I don't know why our local station hasn't (yet?) aired this, but the greater Tallahassee area is missing out as a result. I suppose station management assumed not many people would care about a well-made documentary in a city full of patrons of the arts, but speaking as a board member of Tallahassee Little Theatre, Loesser isn't "uninteresting" enough to stop us from adding Guys & Dolls to our 2008 season, because we did.

Oddly enough, in TLT's nearly 60 year history, we've never produced a single production of this show since 1949.

Without the limited clout of an online film writer, I wouldn't have gotten a chance to see this movie as an ordinary resident of Tallahassee (who also happens to donate to his local PBS station). WFSU is one of many stations across the country that is choosing not to carry the program, even though if you look at the website, it's popping up in big cities like NYC, Dallas, Denver and Phoenix, but also in smaller cities like Topeka, Bowling Green (Ohio and Kentucky), Chattanooga, and...Gainesville, FL!

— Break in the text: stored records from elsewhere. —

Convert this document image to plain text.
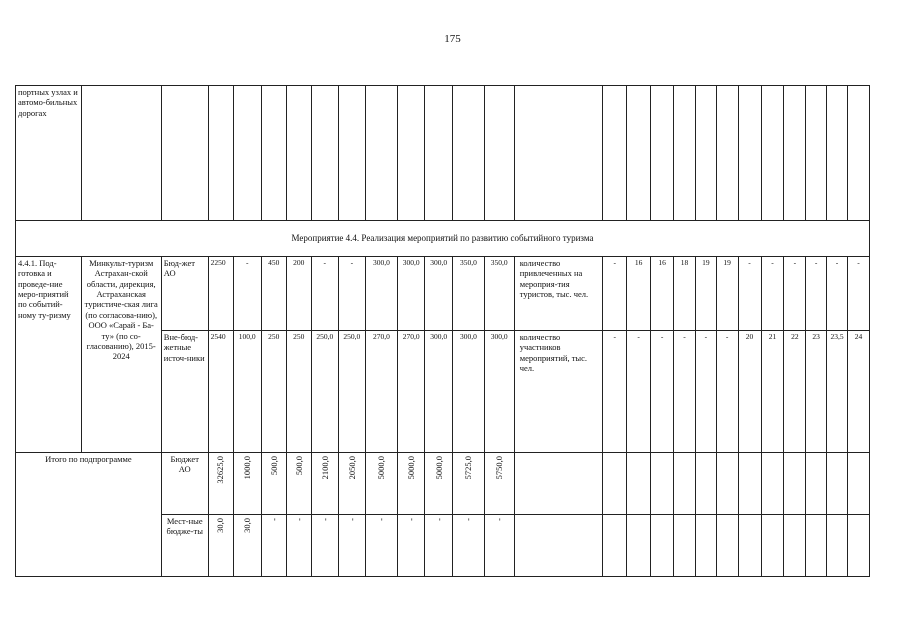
175
портных узлах и автомо-бильных дорогах																										
Мероприятие 4.4. Реализация мероприятий по развитию событийного туризма																										
4.4.1. Под-готовка и проведе-ние меро-приятий по событий-ному ту-ризму	Минкульт-туризм Астрахан-ской области, дирекция, Астраханская туристиче-ская лига (по согласова-нию), ООО «Сарай - Ба-ту» (по со-гласованию), 2015-2024	Бюд-жет АО	2250	-	450	200	-	-	300,0	300,0	300,0	350,0	350,0	количество привлеченных на мероприя-тия туристов, тыс. чел.	-	16	16	18	19	19	-	-	-	-	-	-
		Вне-бюд-жетные источ-ники	2540	100,0	250	250	250,0	250,0	270,0	270,0	300,0	300,0	300,0	количество участников мероприятий, тыс. чел.	-	-	-	-	-	-	20	21	22	23	23,5	24
Итого по подпрограмме		Бюджет АО	32625,0	1000,0	500,0	500,0	2100,0	2050,0	5000,0	5000,0	5000,0	5725,0	5750,0													

		Мест-ные бюдже-ты	30,0	30,0	-	-	-	-	-	-	-	-	-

Editor's Note: According to the producer, most (90% of) PBS markets will get to see the film, but it'll be the 60-minute cut-down version. I stand by no one getting to see it, relatively speaking, due to the limited airings. Your most likely shot at seeing this if you haven't seen it yet, to me, is buying a DVD. It'd be nice to see it air in a few more cities or repeat-air...but that's just me.

You can snag a copy of the DVD on their website. The disc features some excellent interview material that was understandably cut for time. All of the additional footage is worth a look, and the commentary is informative on how much work it really takes to complete a documentary made for public TV (did I mention it took 7 years?). Like I said, anybody teaching related material owes it to their students (whatever the age) to show this.

It was especially touching to see some of the last interviews given by participants like Cy Feurer and Betty Comden, which I'd almost forgotten noticing until Walter Gottlieb (the director) brought it up on the comment track. Gottlieb also laments the struggle to find decent elements on some of the older films that they used clips from (they eventually did), and reveals that a Where's Charley? DVD is finally on the way sometime soon, which is good news indeed. Film preservation is a good thing, folks. Buy catalog titles like this instead of the latest straight-to-DVD aberration.

Give it a look if it's on your local station, and if you're in the mood to make some station programmers' heads explode, bug them to put it on the air. If Topeka gets to see it, so should you.

No offense to Topeka, my mother's from Kansas, and it's a lovely state.